Georg Günther, 33 ans, veut se faire un nom sur les terres d’Angela Merkel

Georg Günther et Angela Merkel, sur l’île d’Ummanz, dans le nord-est de l’Allemagne, le 21 septembre.

Après les élections du 26 septembre, Angela Merkel ne se contentera pas de quitter son vaste bureau du 7e étage de la chancellerie, à Berlin. Elle devra également faire ses cartons au Ossenreyerstraße 29, l’adresse de sa permanence d’élue locale, à Stralsund, au bord de la mer Baltique. Ce qui se termine cette année, ce n’est pas seulement le quatrième mandat d’Angela Merkel à la tête du gouvernement allemand, mais aussi son huitième en tant que députée de la circonscription Poméranie-Occidentale-Rügen-Greifswald.
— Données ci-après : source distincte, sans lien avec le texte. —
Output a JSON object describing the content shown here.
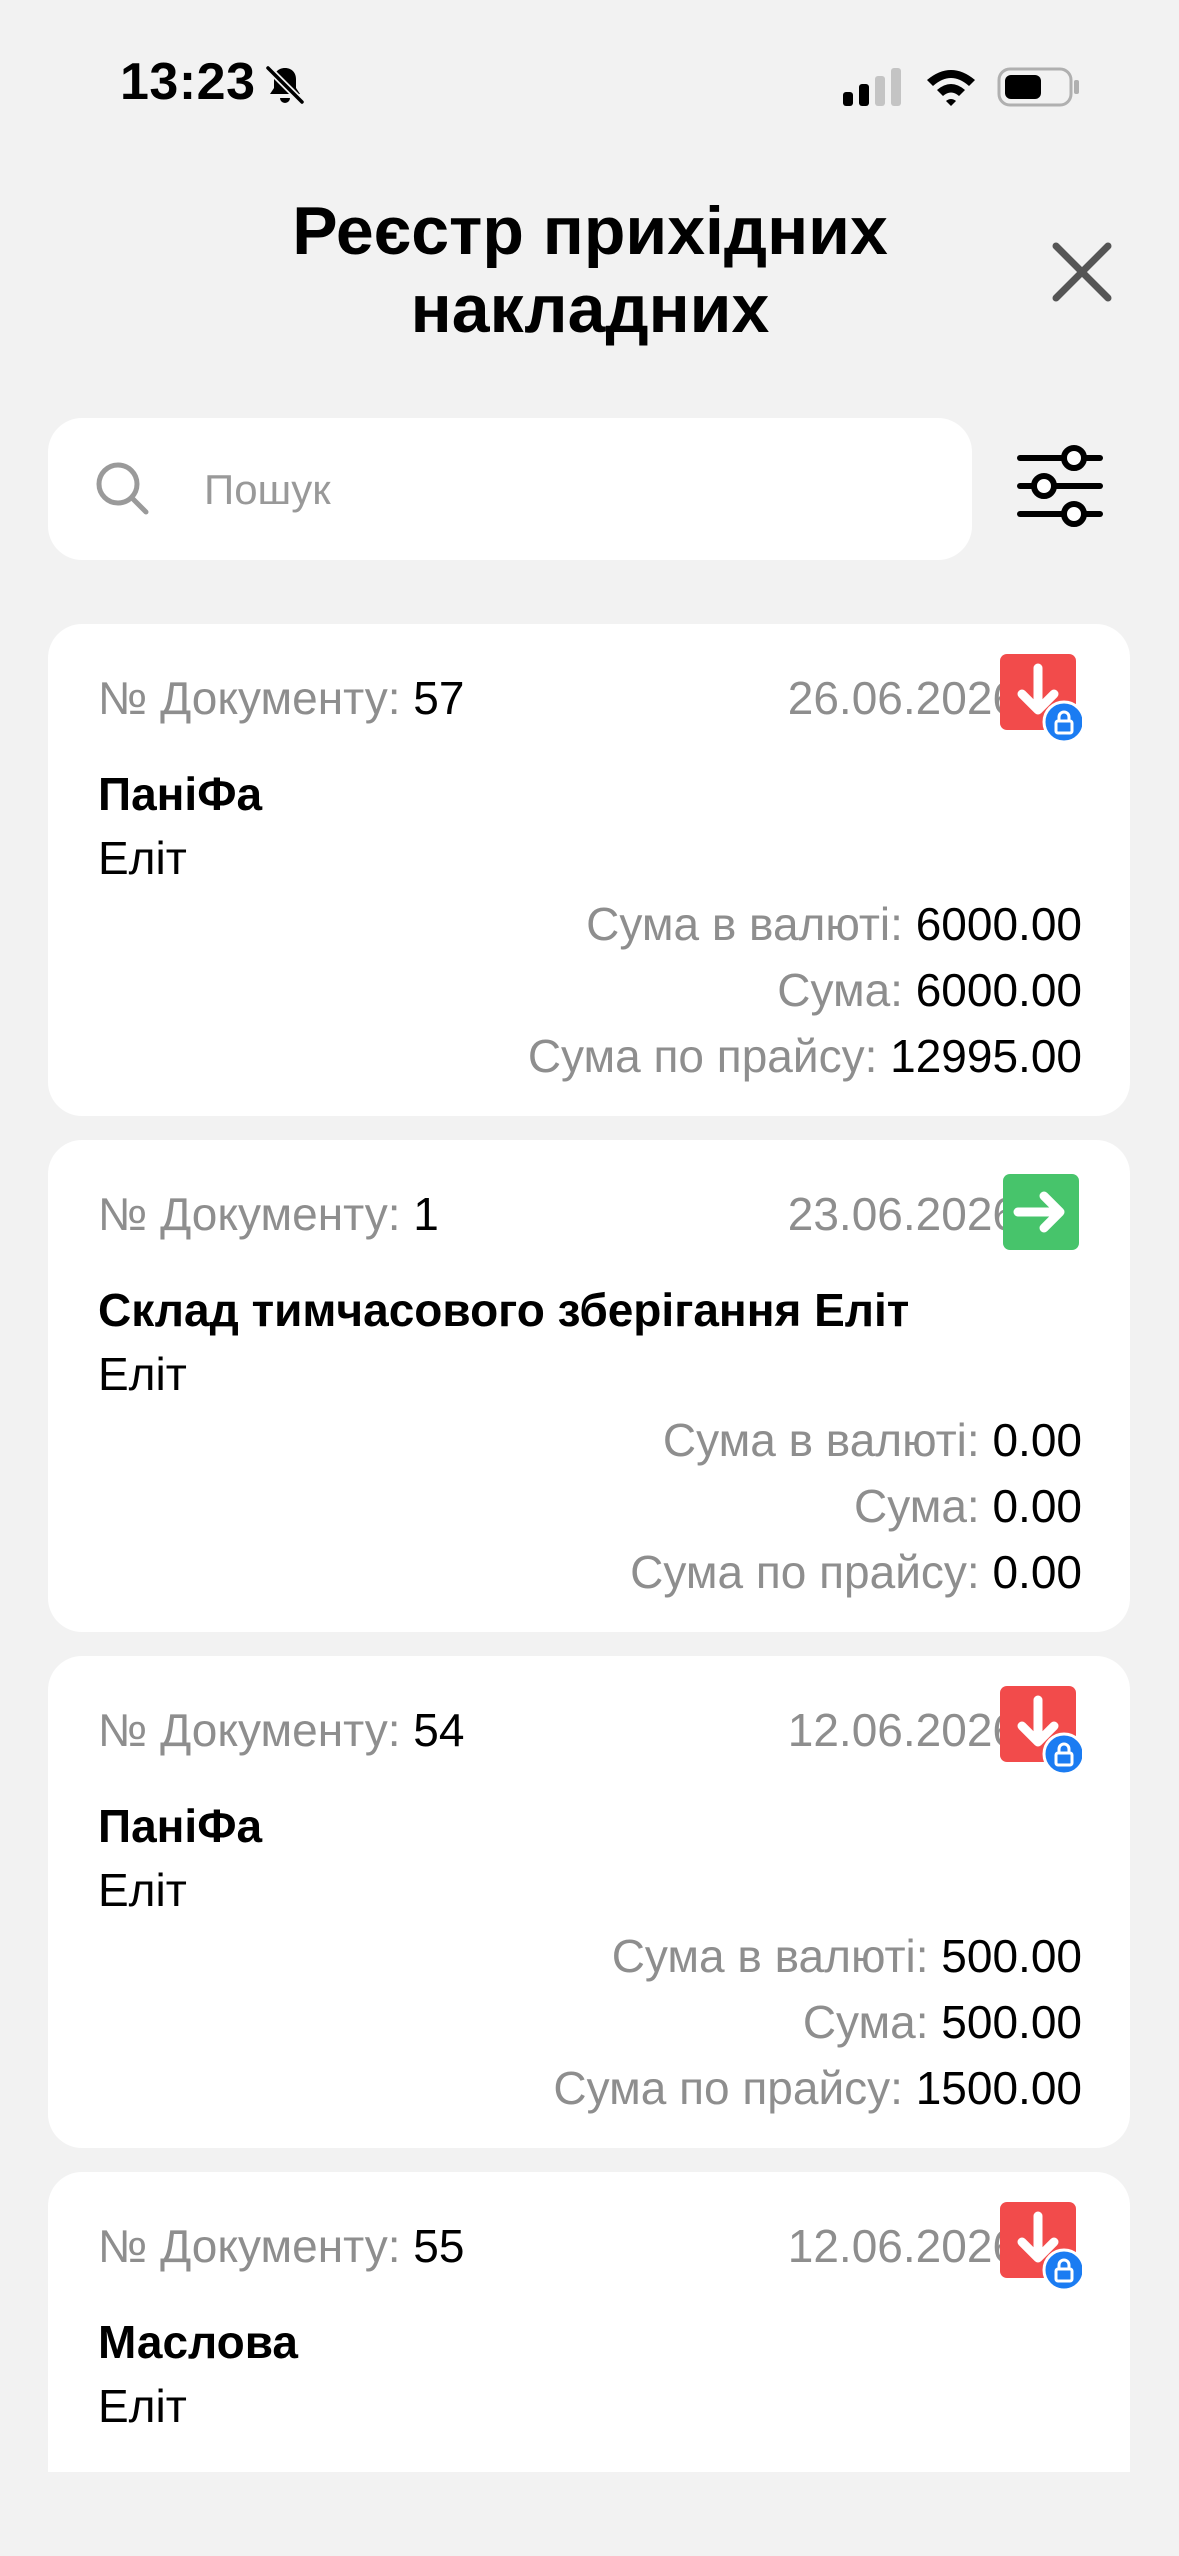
{
  "status_bar": {
    "time": "13:23"
  },
  "header": {
    "title_line1": "Реєстр прихідних",
    "title_line2": "накладних"
  },
  "search": {
    "placeholder": "Пошук",
    "value": ""
  },
  "labels": {
    "doc_number": "№ Документу: ",
    "sum_currency": "Сума в валюті: ",
    "sum": "Сума: ",
    "sum_price": "Сума по прайсу: "
  },
  "colors": {
    "incoming_locked": "#f24b4b",
    "moved": "#47c46b",
    "lock_badge": "#1b7cf2"
  },
  "invoices": [
    {
      "number": "57",
      "date": "26.06.2026",
      "status_icon": "incoming-locked-icon",
      "supplier": "ПаніФа",
      "warehouse": "Еліт",
      "sum_currency": "6000.00",
      "sum": "6000.00",
      "sum_price": "12995.00"
    },
    {
      "number": "1",
      "date": "23.06.2026",
      "status_icon": "transfer-arrow-icon",
      "supplier": "Склад тимчасового зберігання Еліт",
      "warehouse": "Еліт",
      "sum_currency": "0.00",
      "sum": "0.00",
      "sum_price": "0.00"
    },
    {
      "number": "54",
      "date": "12.06.2026",
      "status_icon": "incoming-locked-icon",
      "supplier": "ПаніФа",
      "warehouse": "Еліт",
      "sum_currency": "500.00",
      "sum": "500.00",
      "sum_price": "1500.00"
    },
    {
      "number": "55",
      "date": "12.06.2026",
      "status_icon": "incoming-locked-icon",
      "supplier": "Маслова",
      "warehouse": "Еліт"
    }
  ]
}
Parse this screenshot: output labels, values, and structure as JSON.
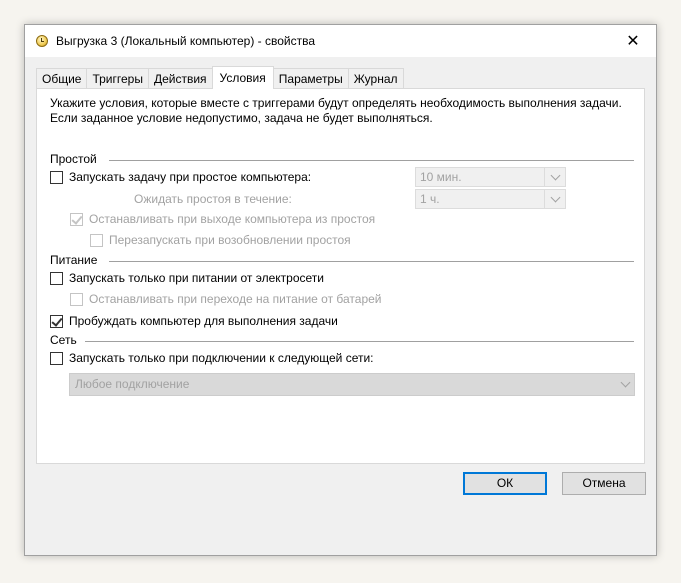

« Georg est tout sauf un parachuté. Il est né ici, il vit ici, il ­travaille ici, il a toujours fait de la politique ici. Sa légitimité est totale et il ne doit rien de particulier à Angela Merkel. » Burkhard Lenz, député (CDU) au parlement régional

Trente et un ans, c’est le temps qui s’est écoulé depuis que l’ancienne porte-parole adjointe du dernier gouvernement de RDA a remporté sa première victoire électorale lors des premières législatives de l’Allemagne réunifiée, en décembre 1990. Trente et un ans, c’est aussi presque l’âge de celui qui devrait lui succéder, dimanche, dans cette vaste circonscription du nord-est de l’Allemagne qui englobe à la fois de vastes étendues agricoles, la ville industrielle de Stralsund et l’île touristique de Rügen. Son nom : Georg Günther.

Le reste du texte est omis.